Pékin est prête à payer le prix pour atteindre certains de ses objectifs politiques ou idéologiques. Les exemples qui le prouvent ne manquent pas. La place financière de Hong Kong a ainsi perdu en attractivité, beaucoup de sièges régionaux d'entreprises internationales la quittent au bénéfice de Singapour depuis la mise en application de la loi sur la sécurité nationale adoptée par Pékin en juin 2020. Mais face à ce nouveau contexte Pékin n'a pas modifié sa politique.
Autre illustration : la Chine a pris des sanctions contre des parlementaires européens, en représailles après que l'Union européenne a sanctionné quatre responsables locaux de la province du Xinjiang, accusés d'atteintes aux droits de l'homme envers les Ouïgours. Cela a eu comme conséquence le gel de la ratification de l'accord-cadre sur les investissements entre l'UE et la Chine, qui était pourtant d'intérêt pour Pékin. Mais qu'importe, aux yeux du Parti : il vaut mieux tenir ses positions que de gagner d'éventuels contrats avec des "forces occidentales hostiles"...
Le partenariat avec la Russie, maintenu malgré la guerre en Ukraine, entre aussi dans cette logique...
L'image de la Chine s'est en effet fortement dégradée - notamment en Europe de l'Est et dans les pays Baltes - parce qu'elle n'a pas pris ses distances Moscou depuis l'invasion russe de l'Ukraine et n'a pas condamné ce conflit. La diplomatie chinoise refuse de parler de "guerre" et continue de dénoncer les sanctions occidentales dans ses déclarations publiques.
En parallèle, la Chine augmente ses importations d'hydrocarbures en provenance de la Russie, ce qui soutient l'économie russe. Lors du sommet UE-Chine, en avril dernier, l'Europe a appelé Pékin à clarifier sa position, en soulignant l'importance des liens commerciaux existants entre l'UE et Pékin. Mais cet argument commercial n'a pas fait changer la position de la Chine sur la Russie.
Pourquoi la Chine tient-elle à ce point à son partenariat avec la Russie ?
La convergence idéologique entre ces deux pays est réelle. Au sein du PCC, le ressentiment vis-à-vis de l'Occident est très vif. Il n'a même jamais été aussi fort depuis Mao. On parle de "chiens" du capitalisme à la solde des Etats-Unis, on affirme que l'Occident serait derrière toutes les "révolutions de couleur" au monde. Elle développe en outre un discours antioccidental et anticolonial relativement efficace à destination des pays du Sud, discours qui rejoint totalement celui tenu par la Russie.
Quand on écoute les communications officielles chinoises, toutes les guerres du monde - régionales mais aussi civiles - seraient de la faute de l'Occident colonisateur. Encore aujourd'hui, Pékin réinterprète la guerre en Ukraine comme résultant en premier lieu de provocations de l'Otan et des États-Unis.
Il y a dix ans ou quinze ans, lors de réunions à huis clos, il pouvait arriver d'entendre de la bouche de certains chercheurs ou diplomates chinois des propos violemment antioccidentaux, accusant les Etats-Unis et leurs alliés de semer le trouble dans le monde entier, de fomenter des révolutions de couleur en sous-main. Mais ils ne s'exprimaient pas ainsi au grand jour. Aujourd'hui, la Chine le dit publiquement, en permanence.
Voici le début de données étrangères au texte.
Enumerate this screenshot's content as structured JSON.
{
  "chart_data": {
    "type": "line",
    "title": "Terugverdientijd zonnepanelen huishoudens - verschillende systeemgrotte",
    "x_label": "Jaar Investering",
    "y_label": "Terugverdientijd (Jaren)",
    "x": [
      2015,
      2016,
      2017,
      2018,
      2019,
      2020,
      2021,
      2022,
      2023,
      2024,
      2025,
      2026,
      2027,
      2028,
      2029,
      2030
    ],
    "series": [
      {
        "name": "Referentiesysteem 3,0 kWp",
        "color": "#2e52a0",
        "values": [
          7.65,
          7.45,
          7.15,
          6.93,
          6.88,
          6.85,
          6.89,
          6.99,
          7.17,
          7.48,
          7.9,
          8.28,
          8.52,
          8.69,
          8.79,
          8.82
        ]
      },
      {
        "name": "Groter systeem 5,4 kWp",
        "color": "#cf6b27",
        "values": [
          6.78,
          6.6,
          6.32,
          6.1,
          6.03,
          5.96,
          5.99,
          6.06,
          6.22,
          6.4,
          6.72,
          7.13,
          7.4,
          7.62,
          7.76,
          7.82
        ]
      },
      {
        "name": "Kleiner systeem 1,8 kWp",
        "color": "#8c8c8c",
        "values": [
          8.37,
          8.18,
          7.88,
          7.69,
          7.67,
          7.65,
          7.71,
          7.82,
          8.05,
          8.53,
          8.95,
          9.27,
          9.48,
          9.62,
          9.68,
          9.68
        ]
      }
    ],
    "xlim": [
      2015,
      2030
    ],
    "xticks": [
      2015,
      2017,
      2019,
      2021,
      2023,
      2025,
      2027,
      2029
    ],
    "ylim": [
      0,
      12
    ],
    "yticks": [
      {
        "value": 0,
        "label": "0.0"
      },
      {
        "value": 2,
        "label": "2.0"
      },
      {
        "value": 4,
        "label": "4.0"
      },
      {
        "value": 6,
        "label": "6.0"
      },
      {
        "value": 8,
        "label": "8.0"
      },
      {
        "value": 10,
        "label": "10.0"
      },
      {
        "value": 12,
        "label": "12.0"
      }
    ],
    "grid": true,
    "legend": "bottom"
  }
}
Les membres du Parti sont confrontés à cette rhétorique très tôt. La propagande est tellement omniprésente au sein de la population comme de l'élite politique et diplomatique, qu'elle finit par imprégner les esprits et façonner les orientations de politique étrangères.
Pourquoi la Chine a-t-elle changé d'attitude à l'international ?
Le pays était dans une telle situation de pauvreté au lendemain de la Révolution culturelle, que la priorité de Deng Xiaoping était de trouver des moteurs de croissance économique, d'attirer les investissements étrangers pour sortir de cette indigence. Les revendications territoriales et maritimes existaient, mais restaient la plupart du temps au second plan. Son successeur, Jiang Zemin, a poursuivi dans cette voie en développant une diplomatie économique assez ambitieuse. Ce mouvement est toujours là. Mais le raisonnement géostratégique n'est plus guidé par le développement économique à tout prix. Alors que la Chine a consolidé son statut de deuxième puissance économique mondiale, sa priorité est désormais de consolider son système politique et de le promouvoir à l'étranger.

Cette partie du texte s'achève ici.